Agree with theducks, you shouldn't expect perfect conversions from Calibre when using heuristics. While there is certainly lots of room for improvement with heuristics, the primary goal of the feature is not to perfectly guess the document structure for any poorly formatted document - that's not really an achievable goal.
Before heuristics was added Calibre would seemingly arbitrarily split documents at every 260KB to guarantee that the document was compatible with Adobe based readers and other memory limited devices. Fixing these arbitrary split points then involved a ton of work in Sigil or some other app - many files need to be manually merged and then re-split. The primary goal of heuristics therefore wasn't to perfectly detect every chapter but to eliminate all that manual labor by guessing 'good' split points so that the post conversion cleanup effort is minimal.
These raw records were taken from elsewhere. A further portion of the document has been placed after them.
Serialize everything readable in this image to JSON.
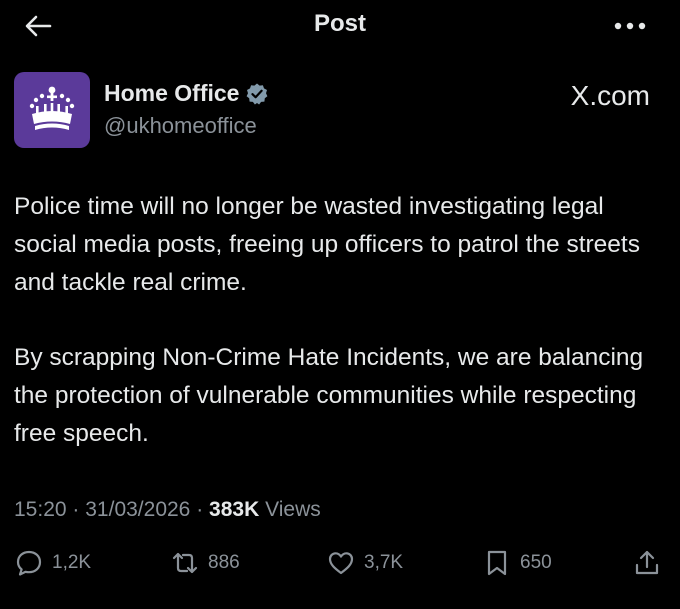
{
  "header": {
    "title": "Post",
    "back_icon": "arrow-left-icon",
    "more_icon": "more-dots-icon"
  },
  "account": {
    "name": "Home Office",
    "handle": "@ukhomeoffice",
    "verified_icon": "verified-badge-icon",
    "avatar_color": "#5b3a9a",
    "watermark": "X.com"
  },
  "post": {
    "paragraphs": [
      "Police time will no longer be wasted investigating legal social media posts, freeing up officers to patrol the streets and tackle real crime.",
      "By scrapping Non-Crime Hate Incidents, we are balancing the protection of vulnerable communities while respecting free speech."
    ],
    "time": "15:20",
    "date": "31/03/2026",
    "separator": "·",
    "views_count": "383K",
    "views_label": "Views"
  },
  "actions": {
    "replies": "1,2K",
    "reposts": "886",
    "likes": "3,7K",
    "bookmarks": "650"
  },
  "colors": {
    "background": "#000000",
    "text": "#e7e9ea",
    "muted": "#8b9299",
    "verified": "#829aab"
  }
}
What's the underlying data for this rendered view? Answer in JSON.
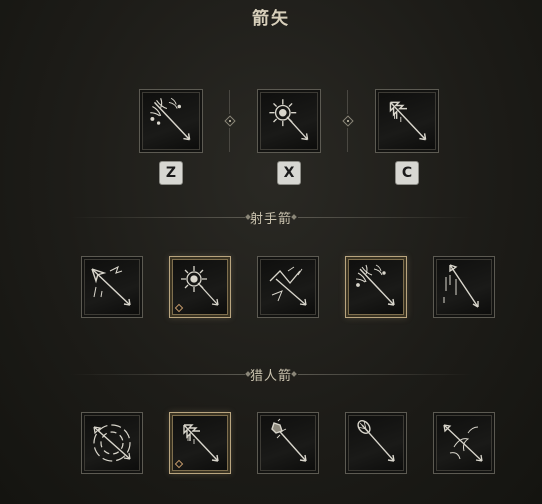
{
  "title": "箭矢",
  "equipped": {
    "slots": [
      {
        "key": "Z",
        "icon": "feathered-cluster-arrow-icon"
      },
      {
        "key": "X",
        "icon": "sunburst-arrow-icon"
      },
      {
        "key": "C",
        "icon": "serrated-arrow-icon"
      }
    ]
  },
  "archer_section": {
    "label": "射手箭",
    "items": [
      {
        "icon": "split-arrow-icon",
        "selected": false
      },
      {
        "icon": "sunburst-arrow-icon",
        "selected": true
      },
      {
        "icon": "ricochet-arrow-icon",
        "selected": false
      },
      {
        "icon": "feathered-cluster-arrow-icon",
        "selected": true
      },
      {
        "icon": "dripping-arrow-icon",
        "selected": false
      }
    ]
  },
  "hunter_section": {
    "label": "猎人箭",
    "items": [
      {
        "icon": "vortex-arrow-icon",
        "selected": false
      },
      {
        "icon": "serrated-arrow-icon",
        "selected": true
      },
      {
        "icon": "crystal-arrow-icon",
        "selected": false
      },
      {
        "icon": "thorned-arrow-icon",
        "selected": false
      },
      {
        "icon": "wisp-arrow-icon",
        "selected": false
      }
    ]
  },
  "colors": {
    "background": "#1d1c18",
    "slot_border": "#5c5a52",
    "selected_border": "#b9a57f",
    "marker": "#c59b6b",
    "key_bg": "#d7d7d2"
  }
}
For many files heuristics will guess every split point correctly, but for many others it will make a few mistakes - this should be expected.
If you really want more control from the very beginning then learning markdown as Agama suggested earlier is your best bet.
btw, the behavior you see in that most recent conversion are all expected limitations in the current heuristics functionality. 'foreword' isn't in the dictionary based approach that heuristics uses, and inline text TOCs trip heuristics up - the last item will often get detected as a chapter.
Last edited by ldolse; 12-30-2011 at 02:55 PM.
|